The banh mi Vietnamese sandwich is, at its best, superdelicious, with pork and pate and pickled veggies and cilantro, perhaps among other things, stuffed inside a crunchy-outside soft-inside baguette. Locally there has been lots of love lately for the Saigonese banh mi, but the Hung Phat version also has had fans for many years. So I bought a couple of each, and Mrs. Me had ourselves a tasty taste test.
That’s Saigonese (11232 Grandview) on the left and Hung Phat (11315 Fern) on the right, and I think it is obvious from the photo which one was destined to win, and why (and no, in this instance size doesn’t matter).
Meat: both had roast pork but Saigonese’s was higher quality (gristle-free) with more porky flavor; Saigonese had ham while Hung Phat’s had some pressed-meat-product; I think both had pate but Hung Phat’s was barely evident while Saigonese’s was spread thicker and salty-savory-delicious; a clear advantage to Saigonese.
Veggies: Saigonese’s pickled carrot, cucumber, and daikon were thicker cut and more attractive, but Hung Phat’s actually had a bolder flavor, and little more kick; slight advantage Hung Phat. Both included cilantro and a fairly mild jalapeno slice.
Bread: from Saigonese, a perfect Vietnamese baguette, crusty outside but just barely enough inside to support the filling; from Hung Phat, a regular old too-dense sandwich roll; huge advantage Saigonese.
Cost: $2.50 apiece at both establishments.
And at that price, it’s not a bad deal at Hung Phat, but it’s a great deal at Saigonese, where the sandwich is more attractive, boasts better ingredients, especially bread, and although Hung Phat’s tastes good, Saigonese’s is even better. If I’m hungry and in a hurry East of Georgia, Hung Phat will do just fine, but the Saigonese banh mi is well worth crossing Georgia (and Triangle) for. Saigonese also has several other sandwich variations that I’m sure are worth exploring.

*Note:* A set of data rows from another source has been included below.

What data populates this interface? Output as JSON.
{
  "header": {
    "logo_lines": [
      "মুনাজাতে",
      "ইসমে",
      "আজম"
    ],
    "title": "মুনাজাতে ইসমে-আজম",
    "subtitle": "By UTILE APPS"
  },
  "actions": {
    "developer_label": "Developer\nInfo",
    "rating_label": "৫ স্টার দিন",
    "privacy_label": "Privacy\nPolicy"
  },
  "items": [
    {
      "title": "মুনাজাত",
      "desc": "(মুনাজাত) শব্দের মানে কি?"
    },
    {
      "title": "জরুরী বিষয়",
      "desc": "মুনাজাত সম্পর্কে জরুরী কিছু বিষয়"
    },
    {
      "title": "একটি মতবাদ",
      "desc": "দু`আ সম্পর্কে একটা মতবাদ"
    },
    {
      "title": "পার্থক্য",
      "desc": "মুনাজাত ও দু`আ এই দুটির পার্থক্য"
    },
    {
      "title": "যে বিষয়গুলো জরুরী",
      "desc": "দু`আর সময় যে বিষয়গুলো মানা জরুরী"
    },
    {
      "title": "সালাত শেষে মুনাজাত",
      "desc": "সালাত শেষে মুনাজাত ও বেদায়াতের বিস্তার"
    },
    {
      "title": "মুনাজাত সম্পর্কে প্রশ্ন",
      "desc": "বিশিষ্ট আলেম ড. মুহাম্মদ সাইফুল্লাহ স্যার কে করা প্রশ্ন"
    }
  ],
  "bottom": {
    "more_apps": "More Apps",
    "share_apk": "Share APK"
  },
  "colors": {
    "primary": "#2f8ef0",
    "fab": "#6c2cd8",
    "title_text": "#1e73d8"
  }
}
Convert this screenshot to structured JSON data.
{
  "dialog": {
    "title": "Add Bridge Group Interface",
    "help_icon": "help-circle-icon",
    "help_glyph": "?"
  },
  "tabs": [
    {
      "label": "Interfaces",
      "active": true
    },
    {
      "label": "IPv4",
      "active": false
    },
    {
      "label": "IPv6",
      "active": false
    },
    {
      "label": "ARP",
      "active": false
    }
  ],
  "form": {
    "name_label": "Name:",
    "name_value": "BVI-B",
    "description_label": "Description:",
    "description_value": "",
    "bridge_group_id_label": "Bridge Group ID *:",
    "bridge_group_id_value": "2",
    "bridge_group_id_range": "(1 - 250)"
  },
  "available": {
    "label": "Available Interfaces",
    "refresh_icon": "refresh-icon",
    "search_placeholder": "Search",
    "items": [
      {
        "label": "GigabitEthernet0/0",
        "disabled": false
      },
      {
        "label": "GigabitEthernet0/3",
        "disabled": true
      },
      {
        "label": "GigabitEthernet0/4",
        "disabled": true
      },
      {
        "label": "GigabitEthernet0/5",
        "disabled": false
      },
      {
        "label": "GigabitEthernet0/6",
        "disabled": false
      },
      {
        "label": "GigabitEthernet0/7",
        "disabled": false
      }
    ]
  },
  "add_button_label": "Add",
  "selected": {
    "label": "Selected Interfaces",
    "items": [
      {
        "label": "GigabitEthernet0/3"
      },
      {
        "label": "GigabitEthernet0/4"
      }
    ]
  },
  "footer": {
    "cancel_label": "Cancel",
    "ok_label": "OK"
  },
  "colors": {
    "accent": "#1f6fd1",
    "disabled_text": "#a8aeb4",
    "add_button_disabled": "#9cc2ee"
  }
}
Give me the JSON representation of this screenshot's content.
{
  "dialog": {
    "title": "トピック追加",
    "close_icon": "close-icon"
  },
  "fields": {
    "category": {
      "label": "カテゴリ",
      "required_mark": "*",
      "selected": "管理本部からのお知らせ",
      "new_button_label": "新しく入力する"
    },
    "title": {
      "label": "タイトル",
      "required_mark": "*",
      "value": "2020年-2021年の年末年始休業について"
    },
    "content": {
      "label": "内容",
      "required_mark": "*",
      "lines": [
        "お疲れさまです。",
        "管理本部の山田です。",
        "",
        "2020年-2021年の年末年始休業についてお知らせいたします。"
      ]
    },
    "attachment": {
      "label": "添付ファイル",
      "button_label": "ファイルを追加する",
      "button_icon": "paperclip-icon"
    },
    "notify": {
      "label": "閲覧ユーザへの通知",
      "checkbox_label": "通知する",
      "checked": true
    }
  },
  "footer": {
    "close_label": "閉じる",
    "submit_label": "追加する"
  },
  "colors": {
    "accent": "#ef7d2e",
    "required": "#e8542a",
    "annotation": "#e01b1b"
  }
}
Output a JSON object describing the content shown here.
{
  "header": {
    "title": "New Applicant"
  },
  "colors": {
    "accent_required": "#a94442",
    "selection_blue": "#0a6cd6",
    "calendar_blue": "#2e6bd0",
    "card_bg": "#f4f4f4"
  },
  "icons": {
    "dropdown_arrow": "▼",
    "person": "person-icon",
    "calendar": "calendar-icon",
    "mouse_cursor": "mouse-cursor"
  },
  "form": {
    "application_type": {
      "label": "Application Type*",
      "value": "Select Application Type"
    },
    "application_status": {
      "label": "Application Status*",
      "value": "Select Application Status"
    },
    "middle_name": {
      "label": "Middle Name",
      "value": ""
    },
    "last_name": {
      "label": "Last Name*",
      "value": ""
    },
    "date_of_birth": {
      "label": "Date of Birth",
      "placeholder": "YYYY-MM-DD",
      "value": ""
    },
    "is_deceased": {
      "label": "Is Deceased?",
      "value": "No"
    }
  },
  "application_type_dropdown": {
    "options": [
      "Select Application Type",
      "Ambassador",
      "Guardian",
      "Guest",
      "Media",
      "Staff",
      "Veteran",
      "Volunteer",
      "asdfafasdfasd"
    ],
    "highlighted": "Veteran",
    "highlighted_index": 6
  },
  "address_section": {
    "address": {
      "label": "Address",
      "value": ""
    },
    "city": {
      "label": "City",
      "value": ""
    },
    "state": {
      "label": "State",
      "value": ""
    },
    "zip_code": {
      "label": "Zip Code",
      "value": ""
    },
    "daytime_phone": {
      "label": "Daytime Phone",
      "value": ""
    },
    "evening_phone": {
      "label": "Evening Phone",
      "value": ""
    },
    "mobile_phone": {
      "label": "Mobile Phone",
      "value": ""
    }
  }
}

No, the limes in the photos don’t come with the sandwiches at either place — those juicy green babies were purchased at a rate of five for $2 at Hung Phat, this week’s lime index winner. They may have lost the banh mi battle but they are winning the lime war.
The only thing missing from these sandwiches, generally speaking, is a fried element to balance the pickled, the starch, and the protein; there needs to be a kind of hybrid Frankensandwich banh mi-po’boy. Maybe there is and I just don’t know about it. Fried oysters, roast pork, pickles, pate, jalapeno, cilantro, a little cajun mayonnaise…does that not already exist? That needs to exist. On my plate. Soon.